Wednesday, March 5, 2008

cherishh.

it's funny how dreams and the reality can connect.
it's just funny.

i woke up this morning with tears in my eyes.
so much that i felt as if i was drowning in them.

i dreamt of my late grandmother last night.
it's been such a long time since i last dreamt of her.
but last night,
she popped into my dream all of a sudden.

i dreamt that she came to my house buying pandan cake like she always used to.
then we were exchanging conversations like we would.
about school.
about tele programs.

the next thing i know when i switched position on my bed,
i was at her funeral.
i started crying in my dream.
it seems like everything is going in all the wrong directions and it reminds me of so much.

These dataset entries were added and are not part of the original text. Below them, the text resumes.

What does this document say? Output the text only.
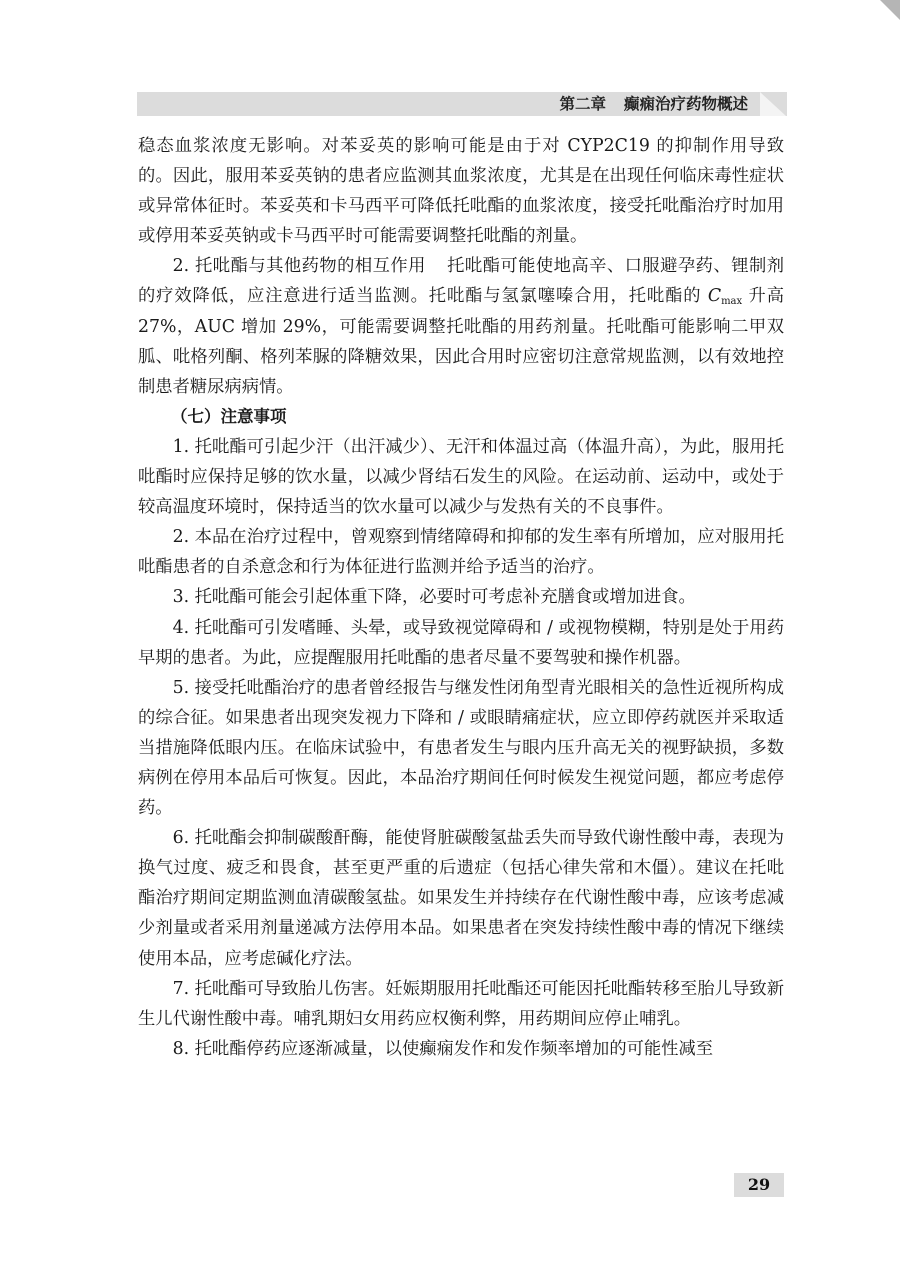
第二章 癫痫治疗药物概述

稳态血浆浓度无影响。对苯妥英的影响可能是由于对 CYP2C19 的抑制作用导致的。因此，服用苯妥英钠的患者应监测其血浆浓度，尤其是在出现任何临床毒性症状或异常体征时。苯妥英和卡马西平可降低托吡酯的血浆浓度，接受托吡酯治疗时加用或停用苯妥英钠或卡马西平时可能需要调整托吡酯的剂量。

2. 托吡酯与其他药物的相互作用 托吡酯可能使地高辛、口服避孕药、锂制剂的疗效降低，应注意进行适当监测。托吡酯与氢氯噻嗪合用，托吡酯的 $C_{max}$ 升高 27%，AUC 增加 29%，可能需要调整托吡酯的用药剂量。托吡酯可能影响二甲双胍、吡格列酮、格列苯脲的降糖效果，因此合用时应密切注意常规监测，以有效地控制患者糖尿病病情。

（七）注意事项

1. 托吡酯可引起少汗（出汗减少）、无汗和体温过高（体温升高），为此，服用托吡酯时应保持足够的饮水量，以减少肾结石发生的风险。在运动前、运动中，或处于较高温度环境时，保持适当的饮水量可以减少与发热有关的不良事件。

2. 本品在治疗过程中，曾观察到情绪障碍和抑郁的发生率有所增加，应对服用托吡酯患者的自杀意念和行为体征进行监测并给予适当的治疗。

3. 托吡酯可能会引起体重下降，必要时可考虑补充膳食或增加进食。

4. 托吡酯可引发嗜睡、头晕，或导致视觉障碍和 / 或视物模糊，特别是处于用药早期的患者。为此，应提醒服用托吡酯的患者尽量不要驾驶和操作机器。

5. 接受托吡酯治疗的患者曾经报告与继发性闭角型青光眼相关的急性近视所构成的综合征。如果患者出现突发视力下降和 / 或眼睛痛症状，应立即停药就医并采取适当措施降低眼内压。在临床试验中，有患者发生与眼内压升高无关的视野缺损，多数病例在停用本品后可恢复。因此，本品治疗期间任何时候发生视觉问题，都应考虑停药。

6. 托吡酯会抑制碳酸酐酶，能使肾脏碳酸氢盐丢失而导致代谢性酸中毒，表现为换气过度、疲乏和畏食，甚至更严重的后遗症（包括心律失常和木僵）。建议在托吡酯治疗期间定期监测血清碳酸氢盐。如果发生并持续存在代谢性酸中毒，应该考虑减少剂量或者采用剂量递减方法停用本品。如果患者在突发持续性酸中毒的情况下继续使用本品，应考虑碱化疗法。

7. 托吡酯可导致胎儿伤害。妊娠期服用托吡酯还可能因托吡酯转移至胎儿导致新生儿代谢性酸中毒。哺乳期妇女用药应权衡利弊，用药期间应停止哺乳。

8. 托吡酯停药应逐渐减量，以使癫痫发作和发作频率增加的可能性减至

29
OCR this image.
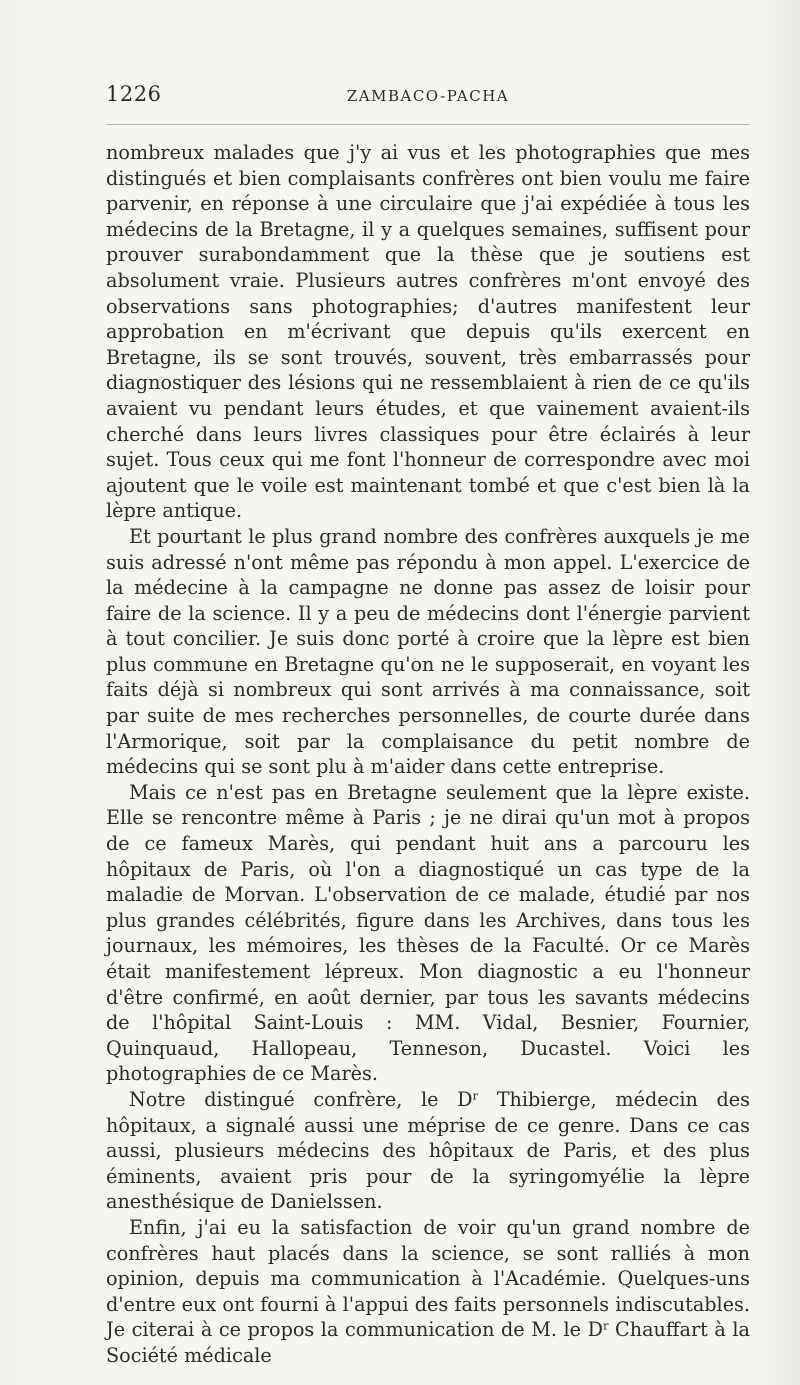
1226	ZAMBACO-PACHA

nombreux malades que j'y ai vus et les photographies que mes distingués et bien complaisants confrères ont bien voulu me faire parvenir, en réponse à une circulaire que j'ai expédiée à tous les médecins de la Bretagne, il y a quelques semaines, suffisent pour prouver surabondamment que la thèse que je soutiens est absolument vraie. Plusieurs autres confrères m'ont envoyé des observations sans photographies; d'autres manifestent leur approbation en m'écrivant que depuis qu'ils exercent en Bretagne, ils se sont trouvés, souvent, très embarrassés pour diagnostiquer des lésions qui ne ressemblaient à rien de ce qu'ils avaient vu pendant leurs études, et que vainement avaient-ils cherché dans leurs livres classiques pour être éclairés à leur sujet. Tous ceux qui me font l'honneur de correspondre avec moi ajoutent que le voile est maintenant tombé et que c'est bien là la lèpre antique.

Et pourtant le plus grand nombre des confrères auxquels je me suis adressé n'ont même pas répondu à mon appel. L'exercice de la médecine à la campagne ne donne pas assez de loisir pour faire de la science. Il y a peu de médecins dont l'énergie parvient à tout concilier. Je suis donc porté à croire que la lèpre est bien plus commune en Bretagne qu'on ne le supposerait, en voyant les faits déjà si nombreux qui sont arrivés à ma connaissance, soit par suite de mes recherches personnelles, de courte durée dans l'Armorique, soit par la complaisance du petit nombre de médecins qui se sont plu à m'aider dans cette entreprise.

Mais ce n'est pas en Bretagne seulement que la lèpre existe. Elle se rencontre même à Paris ; je ne dirai qu'un mot à propos de ce fameux Marès, qui pendant huit ans a parcouru les hôpitaux de Paris, où l'on a diagnostiqué un cas type de la maladie de Morvan. L'observation de ce malade, étudié par nos plus grandes célébrités, figure dans les Archives, dans tous les journaux, les mémoires, les thèses de la Faculté. Or ce Marès était manifestement lépreux. Mon diagnostic a eu l'honneur d'être confirmé, en août dernier, par tous les savants médecins de l'hôpital Saint-Louis : MM. Vidal, Besnier, Fournier, Quinquaud, Hallopeau, Tenneson, Ducastel. Voici les photographies de ce Marès.

Notre distingué confrère, le $D^r$ Thibierge, médecin des hôpitaux, a signalé aussi une méprise de ce genre. Dans ce cas aussi, plusieurs médecins des hôpitaux de Paris, et des plus éminents, avaient pris pour de la syringomyélie la lèpre anesthésique de Danielssen.

Enfin, j'ai eu la satisfaction de voir qu'un grand nombre de confrères haut placés dans la science, se sont ralliés à mon opinion, depuis ma communication à l'Académie. Quelques-uns d'entre eux ont fourni à l'appui des faits personnels indiscutables. Je citerai à ce propos la communication de M. le $D^r$ Chauffart à la Société médicale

it's as if everything is repeating itself.
that same year when she passed away.
i was out and i was too tired to go to the hospital where she was at.
she was asking my mum and sis how come i still havent appeared.

the next morning,
i heard the news that she was gone.

i was the only grandson who didnt get the chance to say my final goodbye before she passed on.

it was heartbreaking.
utterly heartbreaking in fact.

i dont know what the dream was about but i do know i was so sad that my tears couldnt stop flowing.

when i opened my eyes this morning,
i realised that the pillow i laid on was wet.
i started to be reminded of what has happened in my dream,
and i started to cry again.

dearest ah ma,
i'm sorry i wasnt there when you asked for me.
and that i wasnt in front of you to say my final goodbye.
i was looking on the brighter side that you would live on and buy me more pandan cakes when you visit us.

i missed you.
i've never publicly announced that i miss you.
but i do.
it's so so sad to know someone who love me is gone.
it's even more sad to know you were one of the two living grandparents i have when i was born and i didnt appreciate you more.

i love you.
in my heart,
those pandan cakes are the one thing that directly connects me and you together.
you make me smile everytime i look, taste and think of them..

i love you.



on a lighter note..
i was happy last night before i went to bed.
pretty good news i must say.
okayy,
potential good news.

to you,
i dont hope for the flower to blossom.
i just wish to know you more.
i just feel happy being with you.
you might be one of the persons with the lowest self-esteem alive,
but to me,
you're beautiful and you make me smile everytime i think of you.
your dumbness makes you cute.
those pouts are like a different smile which can make me smile too.

in short,
i think i like you.
okayy,
i do like you.

oh well.

listen to the jessie mccartney song.